Легко сознавать суетность банкирского дела, педагогики, журналистики. Мимолётность политики? Нет проблем! Эфемерность подметания улиц? А как же!!

Но как насчёт эфемерности рублёвской «Троицы», мимолётности всего иконописания, всякого искусства изобразительного, всей литературы, — в общем, всего того, чему современная культура придаёт значение «высшего»?
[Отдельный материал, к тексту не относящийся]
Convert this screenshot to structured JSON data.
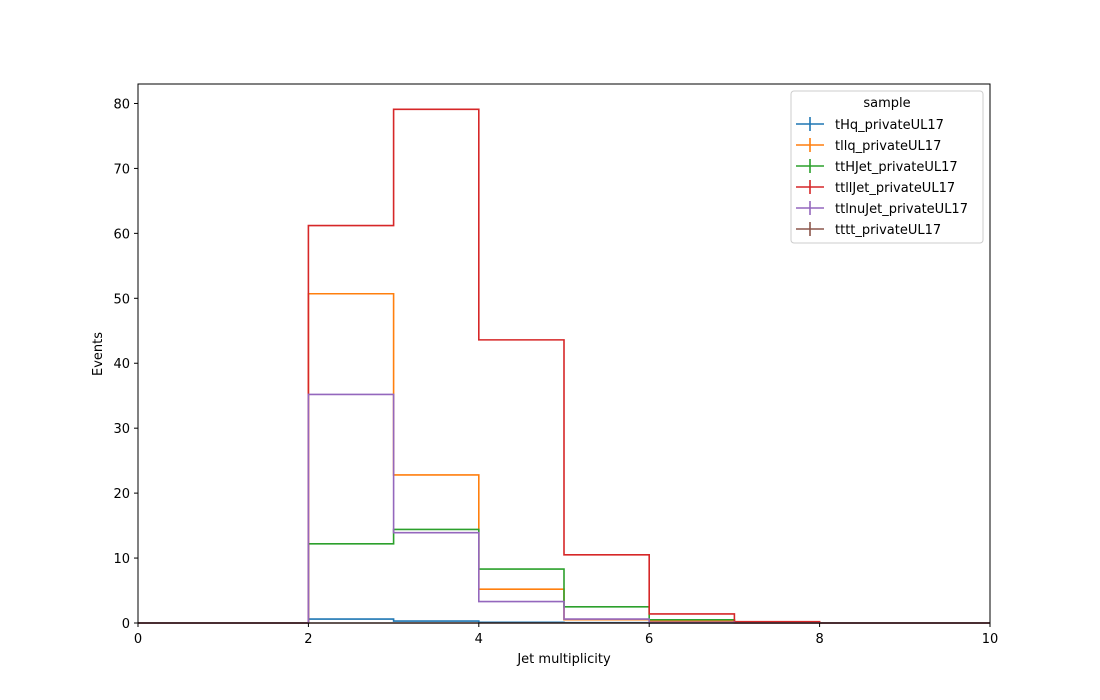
{
  "chart_data": {
    "type": "step",
    "xlabel": "Jet multiplicity",
    "ylabel": "Events",
    "xlim": [
      0,
      10
    ],
    "ylim": [
      0,
      83
    ],
    "xticks": [
      0,
      2,
      4,
      6,
      8,
      10
    ],
    "yticks": [
      0,
      10,
      20,
      30,
      40,
      50,
      60,
      70,
      80
    ],
    "grid": false,
    "legend": {
      "title": "sample",
      "placement": "top-right"
    },
    "bin_edges": [
      0,
      1,
      2,
      3,
      4,
      5,
      6,
      7,
      8,
      9,
      10
    ],
    "series": [
      {
        "name": "tHq_privateUL17",
        "color": "#1f77b4",
        "values": [
          0,
          0,
          0.6,
          0.3,
          0.1,
          0.05,
          0,
          0,
          0,
          0
        ]
      },
      {
        "name": "tllq_privateUL17",
        "color": "#ff7f0e",
        "values": [
          0,
          0,
          50.7,
          22.8,
          5.2,
          0.5,
          0.3,
          0,
          0,
          0
        ]
      },
      {
        "name": "ttHJet_privateUL17",
        "color": "#2ca02c",
        "values": [
          0,
          0,
          12.2,
          14.4,
          8.3,
          2.5,
          0.5,
          0.1,
          0,
          0
        ]
      },
      {
        "name": "ttllJet_privateUL17",
        "color": "#d62728",
        "values": [
          0,
          0,
          61.2,
          79.1,
          43.6,
          10.5,
          1.4,
          0.2,
          0,
          0
        ]
      },
      {
        "name": "ttlnuJet_privateUL17",
        "color": "#9467bd",
        "values": [
          0,
          0,
          35.2,
          13.9,
          3.3,
          0.6,
          0.1,
          0,
          0,
          0
        ]
      },
      {
        "name": "tttt_privateUL17",
        "color": "#8c564b",
        "values": [
          0,
          0,
          0,
          0,
          0,
          0,
          0,
          0,
          0,
          0
        ]
      }
    ]
  }
}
Конечно, гений понимает, что его гениальное творение далеко не только от небесного образца, но и от того, что он, гений, мог бы сделать. Умом понимает, а сердцем-то всё же любит своё творчество. Как не любить — это как не любить ребёнка. Только между ребёнком и взрослым меньше дистанция, чем между реальностью вечности, идеалом земным и воплощением земного идеала. Потому и сказал Августин, что человек не может успокоиться, пока не обретёт Бога. Конечно, это он сказал для красоты речи — увы, человек отлично успокаивается не то, что без Бога, но и вообще безо всякого творчества. Но зачем бы Августину говорить самоочевидное? Это пошлость и цинизм. Августин не говорил правду, а открывал правду — то есть, проповедовал. Это ещё одна разновидность нищеты духа: человек знает цену слову и всё же отказывается от слова как способа выживания в мире ради слова как прорыва за грань жизни и смерть, за бытие и небытие.
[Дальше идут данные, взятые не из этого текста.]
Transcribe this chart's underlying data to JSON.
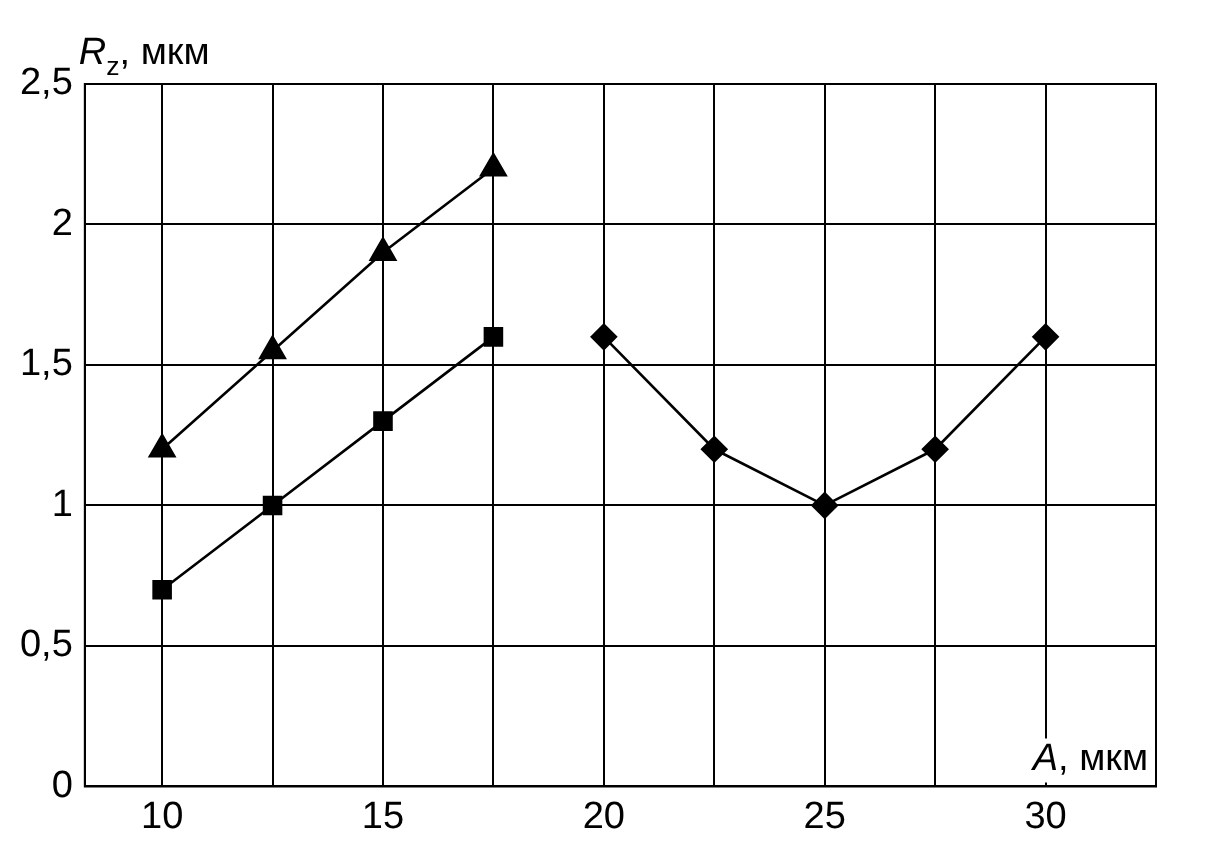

Нищий духом творит в этом мире, но и этот мир, и его творческие достижения для нищего духом как для миллионера — мелкая монетка, валяющаяся на земле. Глупый миллионер (бывают и такие, слишком деловые) не нагнётся подобрать — как же-с, он за время поклона мог бы ещё заработать куда больше денег одной фразой, одним указанием. Умный миллионер нагнётся и подберёт, чтобы обогатиться памятью о том, что деньги — это то, что валяется на земле, и надо наклоняться и подбирать, творить, сочинять, работать, но душой и духом своим поклоняться и кланяться надо лишь тому, что не внизу, не в могиле, а в небе и вечности.